Federal Govt Drops Abstinence Program
Article audio sponsored by The John Birch Society

Abstinence is the oldest and most effective method of controlling premarital sex, children born out of wedlock, the spread of venereal disease, and many other social problems. The federal government has intruded itself into the education of our children for decades now, without much good effect, though in recent years many conservative-minded Americans have supported abstinence being a part of federally funded sex education. But a federal government that (unconstitutionally) funds public education can not only attach strings to the funding but change the strings. And now, the for first time in more than a decade, the federal government will be paying for sex education programs that are not rooted in abstinence.

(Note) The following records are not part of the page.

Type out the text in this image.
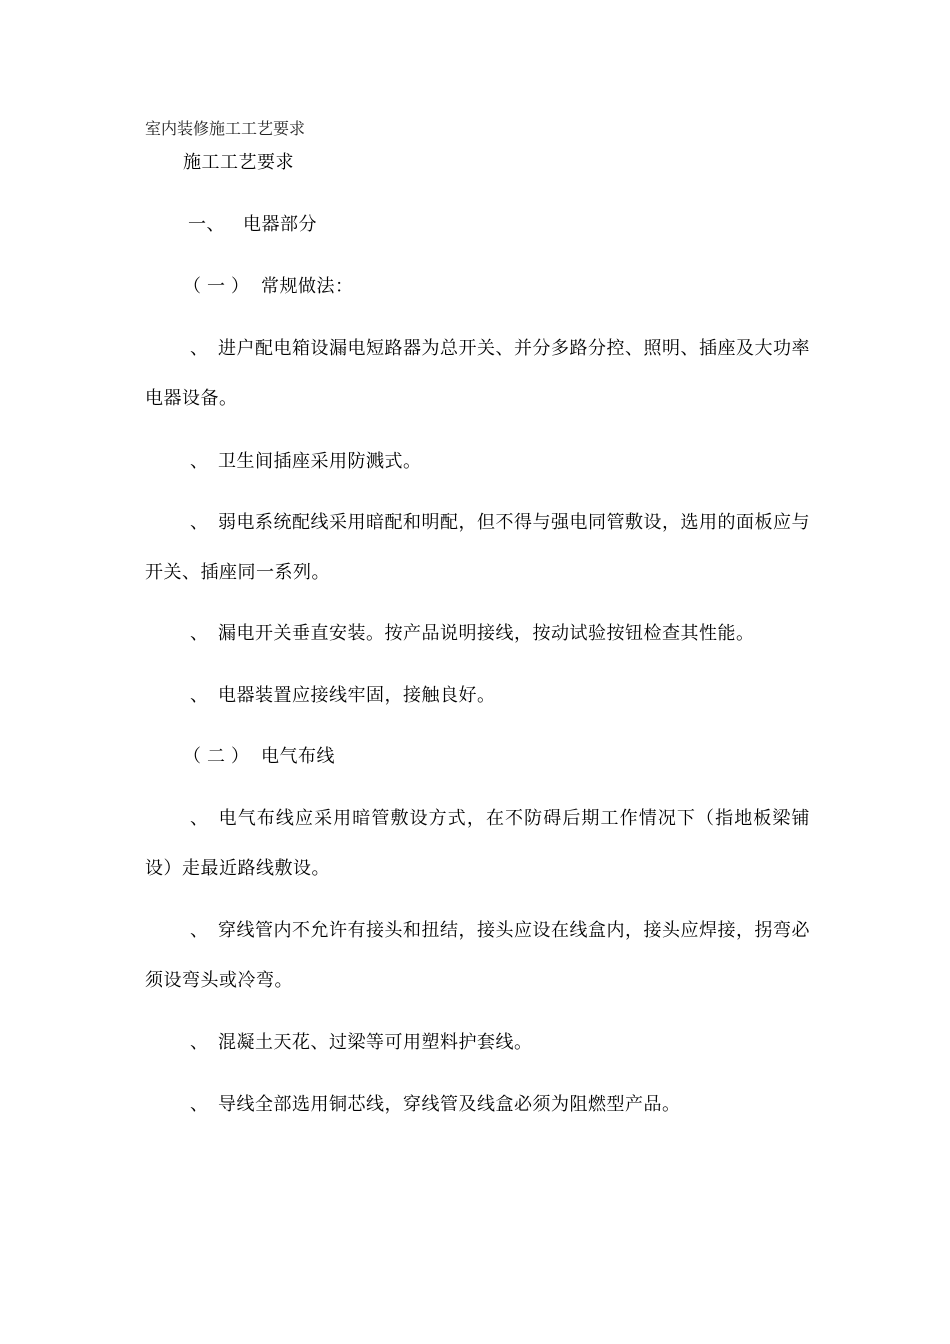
室内装修施工工艺要求
施工工艺要求
一、 电器部分
（一） 常规做法：

、 进户配电箱设漏电短路器为总开关、并分多路分控、照明、插座及大功率电器设备。

、 卫生间插座采用防溅式。

、 弱电系统配线采用暗配和明配，但不得与强电同管敷设，选用的面板应与开关、插座同一系列。

、 漏电开关垂直安装。按产品说明接线，按动试验按钮检查其性能。

、 电器装置应接线牢固，接触良好。

（二） 电气布线

、 电气布线应采用暗管敷设方式，在不防碍后期工作情况下（指地板梁铺设）走最近路线敷设。

、 穿线管内不允许有接头和扭结，接头应设在线盒内，接头应焊接，拐弯必须设弯头或冷弯。

、 混凝土天花、过梁等可用塑料护套线。

、 导线全部选用铜芯线，穿线管及线盒必须为阻燃型产品。
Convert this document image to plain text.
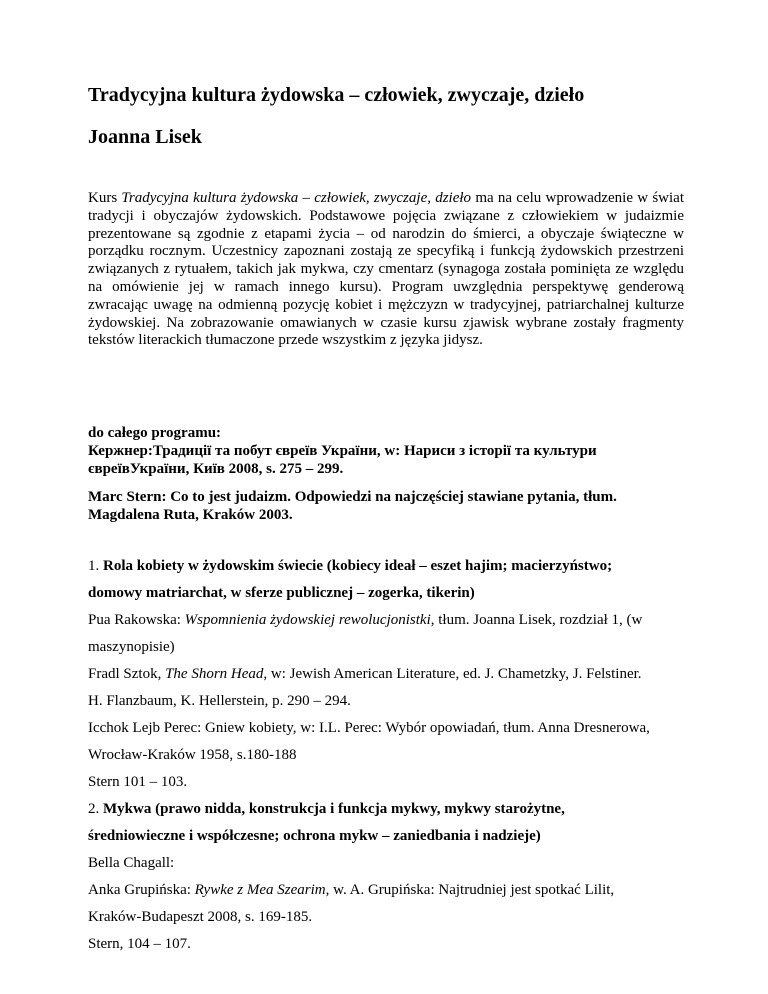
Tradycyjna kultura żydowska – człowiek, zwyczaje, dzieło
Joanna Lisek
Kurs Tradycyjna kultura żydowska – człowiek, zwyczaje, dzieło ma na celu wprowadzenie w świat tradycji i obyczajów żydowskich. Podstawowe pojęcia związane z człowiekiem w judaizmie prezentowane są zgodnie z etapami życia – od narodzin do śmierci, a obyczaje świąteczne w porządku rocznym. Uczestnicy zapoznani zostają ze specyfiką i funkcją żydowskich przestrzeni związanych z rytuałem, takich jak mykwa, czy cmentarz (synagoga została pominięta ze względu na omówienie jej w ramach innego kursu). Program uwzględnia perspektywę genderową zwracając uwagę na odmienną pozycję kobiet i mężczyzn w tradycyjnej, patriarchalnej kulturze żydowskiej. Na zobrazowanie omawianych w czasie kursu zjawisk wybrane zostały fragmenty tekstów literackich tłumaczone przede wszystkim z języka jidysz.
do całego programu:
Кержнер:Традиції та побут євреїв України, w: Нариси з історії та культури євреївУкраїни, Київ 2008, s. 275 – 299.
Marc Stern: Co to jest judaizm. Odpowiedzi na najczęściej stawiane pytania, tłum. Magdalena Ruta, Kraków 2003.
1. Rola kobiety w żydowskim świecie (kobiecy ideał – eszet hajim; macierzyństwo;
domowy matriarchat, w sferze publicznej – zogerka, tikerin)
Pua Rakowska: Wspomnienia żydowskiej rewolucjonistki, tłum. Joanna Lisek, rozdział 1, (w
maszynopisie)
Fradl Sztok, The Shorn Head, w: Jewish American Literature, ed. J. Chametzky, J. Felstiner.
H. Flanzbaum, K. Hellerstein, p. 290 – 294.
Icchok Lejb Perec: Gniew kobiety, w: I.L. Perec: Wybór opowiadań, tłum. Anna Dresnerowa,
Wrocław-Kraków 1958, s.180-188
Stern 101 – 103.
2. Mykwa (prawo nidda, konstrukcja i funkcja mykwy, mykwy starożytne,
średniowieczne i współczesne; ochrona mykw – zaniedbania i nadzieje)
Bella Chagall:
Anka Grupińska: Rywke z Mea Szearim, w. A. Grupińska: Najtrudniej jest spotkać Lilit,
Kraków-Budapeszt 2008, s. 169-185.
Stern, 104 – 107.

The reasoning behind this change is that schools need to provide an “above the waist” approach to sex education so that children can make better decisions about life. Bill Albert, Chief Program office for the National Campaign to Prevent Teen and Unplanned Pregnancy, states: “There is a growing realization that we have to talk to you people about relationships…. It’s saying ‘What are your goals?’ and helping young people understand what they need to do to get there.”

It is difficult to see exactly how government, not to mention the federal government, has any proper role in inculcating moral values and social norms to children. The usual bootstrap argument runs something like this: “States pay young mothers who have children out of wedlock. The federal government supports those state programs. Therefore, the federal government has a legitimate interest in reducing its costs by teaching young ladies how not to have babies.”

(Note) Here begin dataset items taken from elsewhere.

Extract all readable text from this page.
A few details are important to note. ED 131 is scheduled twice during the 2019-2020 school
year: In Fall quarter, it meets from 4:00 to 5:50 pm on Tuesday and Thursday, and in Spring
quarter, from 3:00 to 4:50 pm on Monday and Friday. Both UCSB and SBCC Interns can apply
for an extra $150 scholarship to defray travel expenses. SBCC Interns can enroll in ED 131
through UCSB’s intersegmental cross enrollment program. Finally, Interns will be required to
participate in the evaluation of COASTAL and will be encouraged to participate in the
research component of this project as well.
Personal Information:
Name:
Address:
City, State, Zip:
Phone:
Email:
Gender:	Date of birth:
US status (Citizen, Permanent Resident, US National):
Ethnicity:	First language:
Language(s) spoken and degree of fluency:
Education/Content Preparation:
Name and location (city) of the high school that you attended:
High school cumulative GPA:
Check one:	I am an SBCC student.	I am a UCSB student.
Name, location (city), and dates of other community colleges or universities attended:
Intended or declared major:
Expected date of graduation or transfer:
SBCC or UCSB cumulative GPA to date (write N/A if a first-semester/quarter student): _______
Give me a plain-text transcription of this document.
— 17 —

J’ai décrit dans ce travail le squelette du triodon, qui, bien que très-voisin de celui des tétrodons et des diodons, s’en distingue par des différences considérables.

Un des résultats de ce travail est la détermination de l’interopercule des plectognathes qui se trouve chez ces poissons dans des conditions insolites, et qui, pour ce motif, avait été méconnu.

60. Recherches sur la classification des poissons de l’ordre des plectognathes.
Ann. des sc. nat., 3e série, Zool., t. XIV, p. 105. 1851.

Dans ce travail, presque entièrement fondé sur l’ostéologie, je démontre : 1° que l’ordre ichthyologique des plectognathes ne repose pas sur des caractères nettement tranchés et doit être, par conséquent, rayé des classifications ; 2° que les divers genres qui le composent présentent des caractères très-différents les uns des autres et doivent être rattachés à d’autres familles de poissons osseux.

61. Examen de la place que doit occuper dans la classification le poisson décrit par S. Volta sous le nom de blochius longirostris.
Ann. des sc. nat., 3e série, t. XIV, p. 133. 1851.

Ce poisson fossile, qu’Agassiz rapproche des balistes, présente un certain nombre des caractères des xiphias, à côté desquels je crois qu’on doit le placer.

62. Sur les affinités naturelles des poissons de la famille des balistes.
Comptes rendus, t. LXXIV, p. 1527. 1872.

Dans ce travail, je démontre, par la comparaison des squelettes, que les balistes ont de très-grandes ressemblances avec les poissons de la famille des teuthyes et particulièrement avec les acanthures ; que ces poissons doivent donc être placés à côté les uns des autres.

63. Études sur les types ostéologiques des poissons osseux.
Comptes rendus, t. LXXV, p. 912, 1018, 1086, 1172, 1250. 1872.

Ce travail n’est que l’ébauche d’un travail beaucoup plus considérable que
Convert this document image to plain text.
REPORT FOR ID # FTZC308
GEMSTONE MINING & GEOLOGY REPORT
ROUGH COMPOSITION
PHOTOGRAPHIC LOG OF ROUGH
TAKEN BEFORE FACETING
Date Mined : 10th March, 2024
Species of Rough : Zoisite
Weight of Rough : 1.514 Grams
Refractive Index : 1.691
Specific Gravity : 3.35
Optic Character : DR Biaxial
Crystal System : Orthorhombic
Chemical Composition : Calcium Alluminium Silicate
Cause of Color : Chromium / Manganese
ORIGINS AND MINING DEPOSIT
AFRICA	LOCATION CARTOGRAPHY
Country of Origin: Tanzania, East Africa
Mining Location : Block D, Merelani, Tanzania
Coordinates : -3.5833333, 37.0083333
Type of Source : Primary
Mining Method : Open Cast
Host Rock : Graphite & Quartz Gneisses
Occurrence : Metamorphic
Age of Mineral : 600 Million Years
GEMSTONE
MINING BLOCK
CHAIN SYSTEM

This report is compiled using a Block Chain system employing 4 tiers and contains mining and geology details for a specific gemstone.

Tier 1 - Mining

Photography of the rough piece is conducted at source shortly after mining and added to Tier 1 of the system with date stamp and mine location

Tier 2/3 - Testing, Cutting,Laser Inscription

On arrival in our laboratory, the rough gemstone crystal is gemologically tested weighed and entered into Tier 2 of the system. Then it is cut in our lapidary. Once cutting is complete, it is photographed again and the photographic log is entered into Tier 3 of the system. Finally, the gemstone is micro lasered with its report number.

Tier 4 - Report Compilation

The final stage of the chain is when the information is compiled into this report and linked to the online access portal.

Inevitably, and intentionally, this usurps the traditional role of family, community, and faith — each of which has historically and effectively insured that the perils of unmarried pregnancy or adolescent promiscuity, while never perfectly protected, were still reasonably regulated by the expectations of proper behavior. This was reinforced by the fact that if a young lady had a child out of wedlock, it was the family, the church or synagogue, and the neighborhood that historically picked up the pieces and either supported the new mother or provided for the adoption of the infant by a good family.

The whole, smoky intrusion of the federal government into “life choices” of young adults cannot be neatly ended at a brightly drawn line. The Judeo-Christian religious tradition treats marriage as the proper place for sexual relations and for raising children. Adherence to this value system also prevents the promiscuity that has heralded the explosion of sexually transmitted diseases and the descent of many young women into the nether regions of the “adult film” industry and prostitution. Now, presumably, government educational bureaucracies are going to teach secular principles of healthy living rather than religious principles of moral behavior — all on the taxpayer’s dime.

When clergymen and rabbis, parents and grandparents, friends and neighbors all worked together to raise kids right, the system seemed to work pretty well. The explosion in out-of-wedlock pregnancies, abortions, and venereal diseases has come after, not before, the federal government began to try to replace parents and religious precepts. The old system, also, cost the taxpayers nothing at all.